Measure what’s easy to measure, calculate what’s easy to calculate, use AI to fill in gaps

Felix Hanke

Biovia R&D, Dassault Systems UK Limited , United Kingdom


Felix Hanke is a Senior Scientific Software Developer and Fellow of the BIOVIA Science Council at Dassault Systèmes.

He primarily focusses on developing workflows to model chemical reactions, reaction networks, and battery materials from first principles.

Felix completed his doctorate in statistical physics and did postdoctoral work in DFT development and surface science before joining Dassault Systèmes BIOVIA (then Accelrys) in 2012.


Measure what’s easy to measure, calculate what’s easy to calculate, use machine learning to fill in gaps

Successful materials modelling brings value by enabling scientists to make predictions for materials and properties that are intractable or more expensive to measure experimentally. The same goes for physics-informed machine learning models, which should ideally be built on top of both experimental and computational data. This basic philosophy creates a number of important requirements on software implementations of simulations, specifically to minimize the time user needs on any given simulation and irrespective whether they are experts or democratized non-specialist users.

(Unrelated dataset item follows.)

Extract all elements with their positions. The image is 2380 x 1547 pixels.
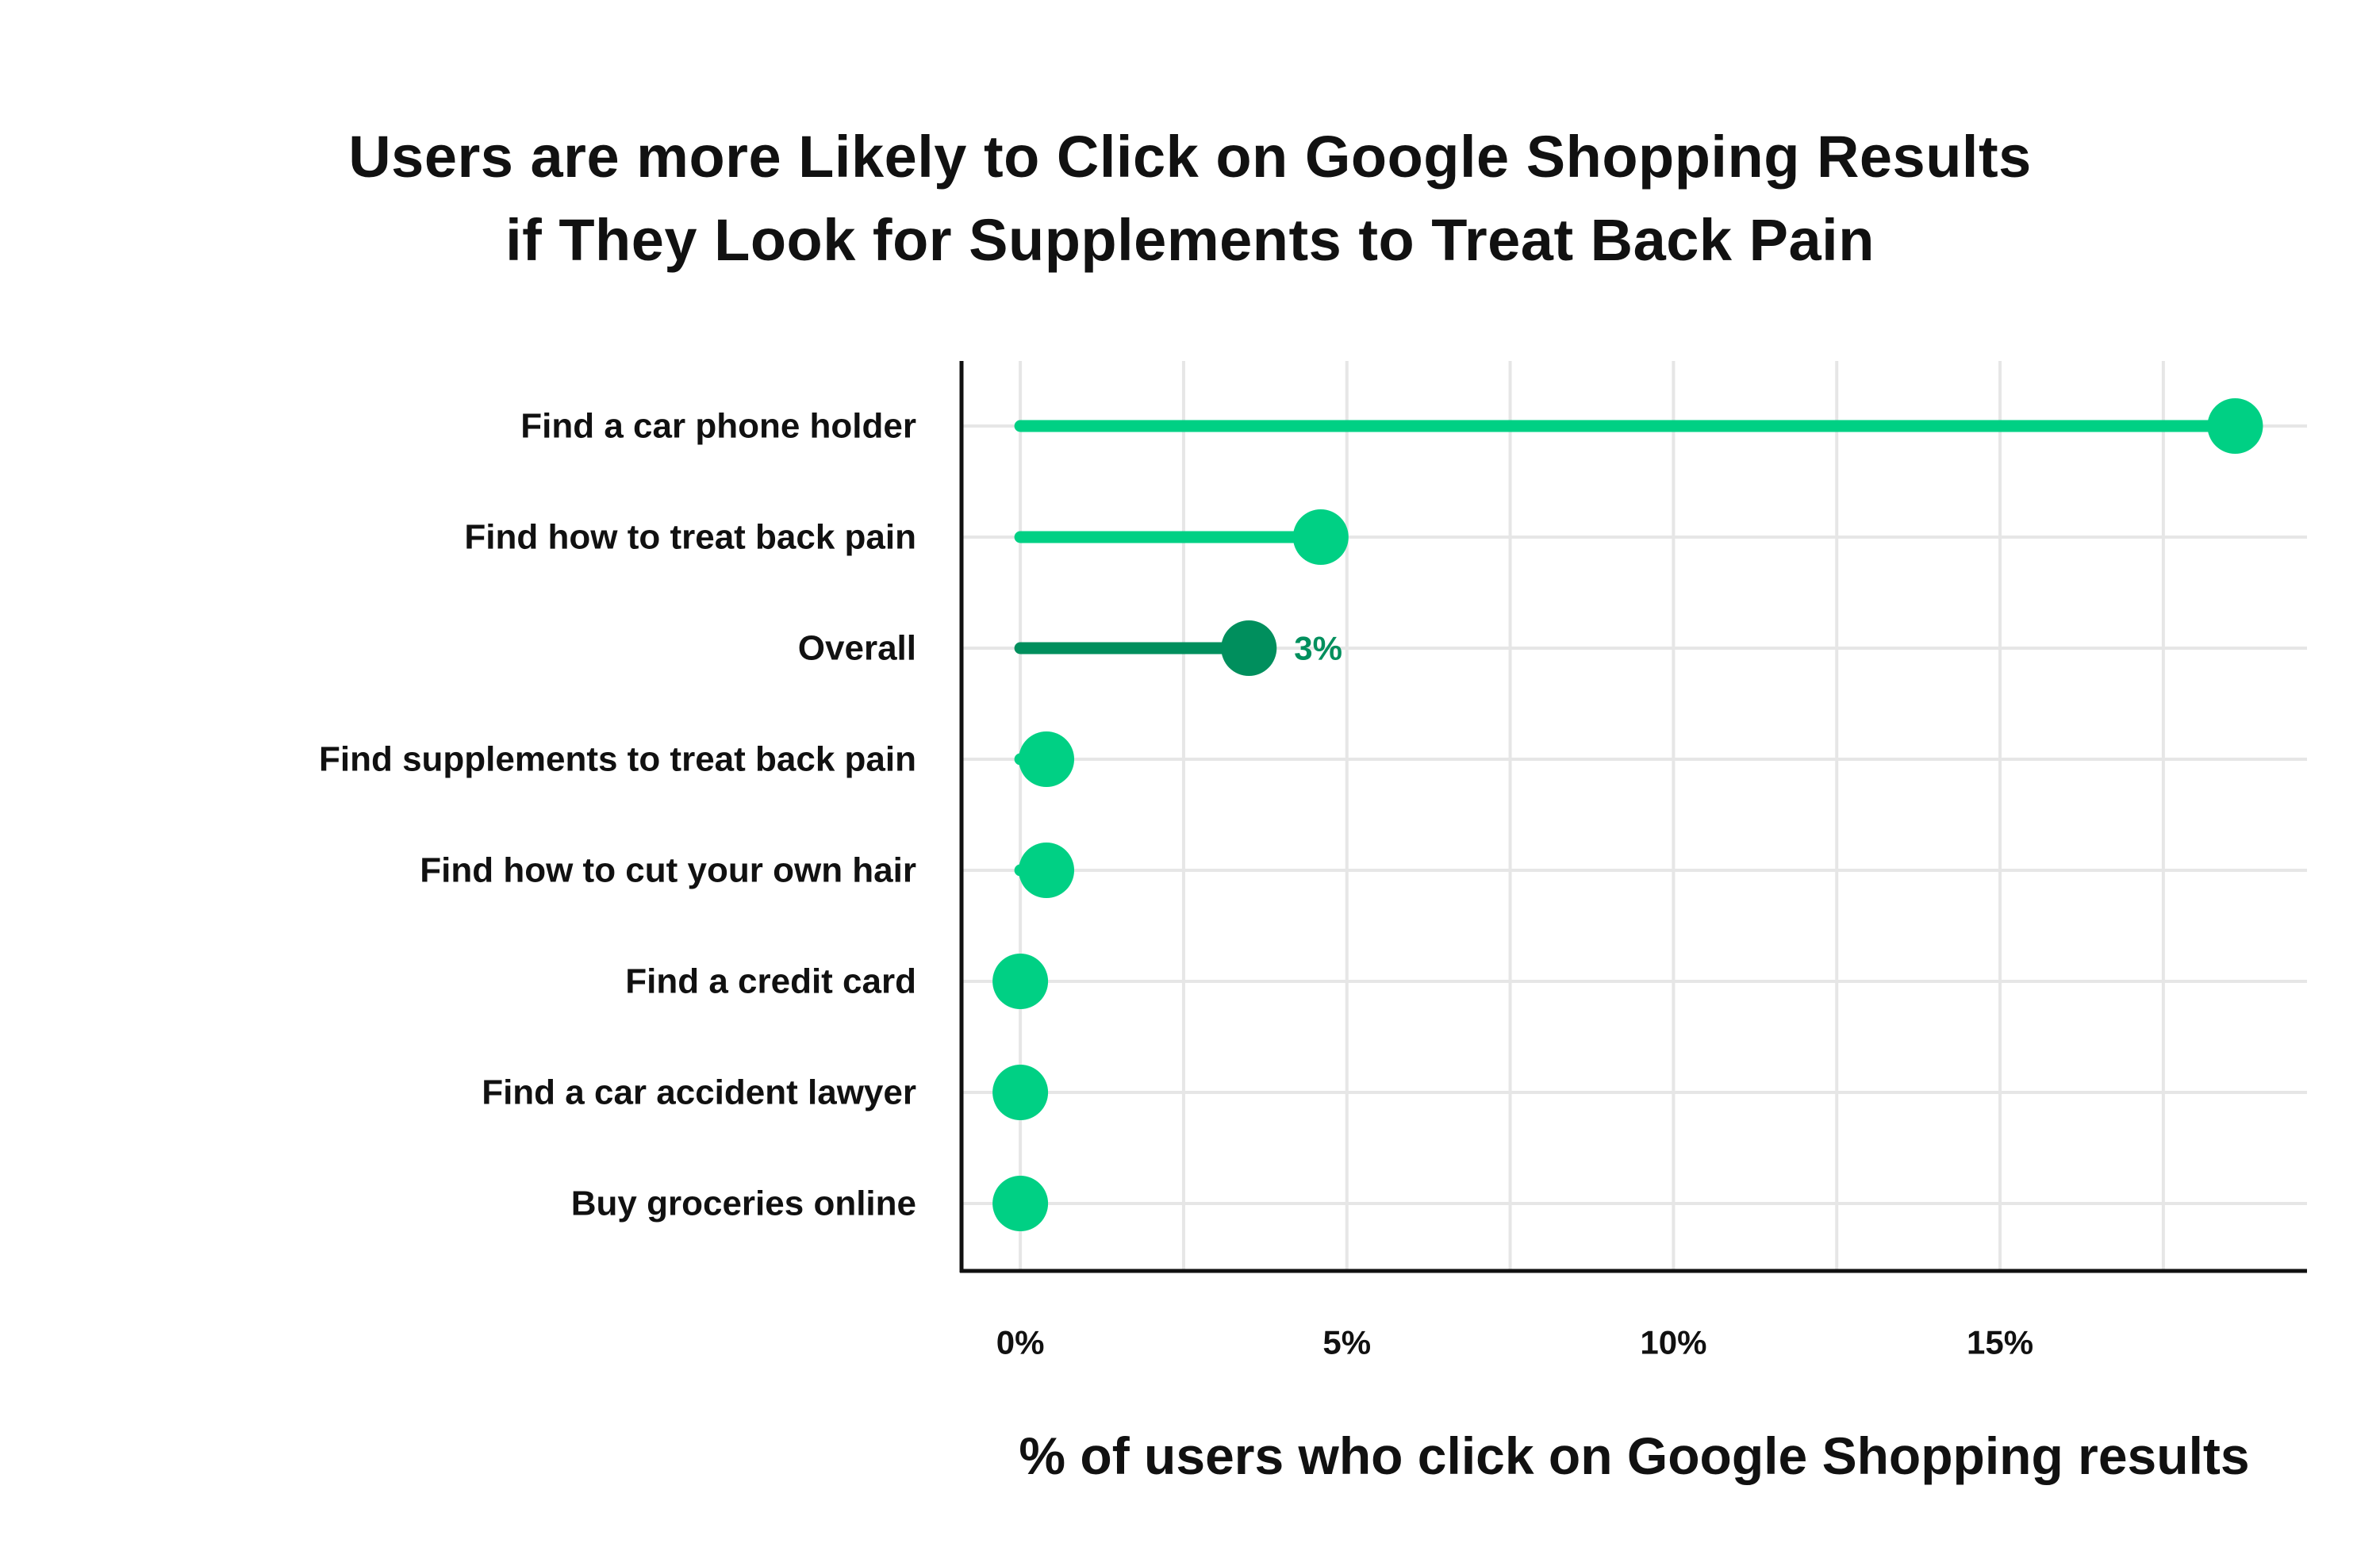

Here I will outline how these concepts work in practice for simulating chemical reactions in green catalysis and in Lithium ion batteries, using recent developments in the BIOVIA software portfolio. First, I will look at the application of BIOVIA FlexTS to determine a catalytic mechanism for acetic acid hydrodeoxygenation on a novel Pt-Mo catalyst as a model system for generating renewable fuels from biomass. In a second example, the underlying automatic method to calculate reaction pathways and rates is used to calculate the molecular level degradation mechanism for an electrolyte in Lithium ion batteries. Here we also outline the ReactionFinder method used to integrate this molecular mechanism into classical molecular dynamics, which enables us to follow the evolution of the battery electrolyte degradation over long time and length scales. Finally, I will outline an approach to build a Materials Acceleration Platform, e.g. a collaborative simulation and experimental framework in which a machine learning optimizer is used to autonomously optimize the formulation for a battery electrolyte.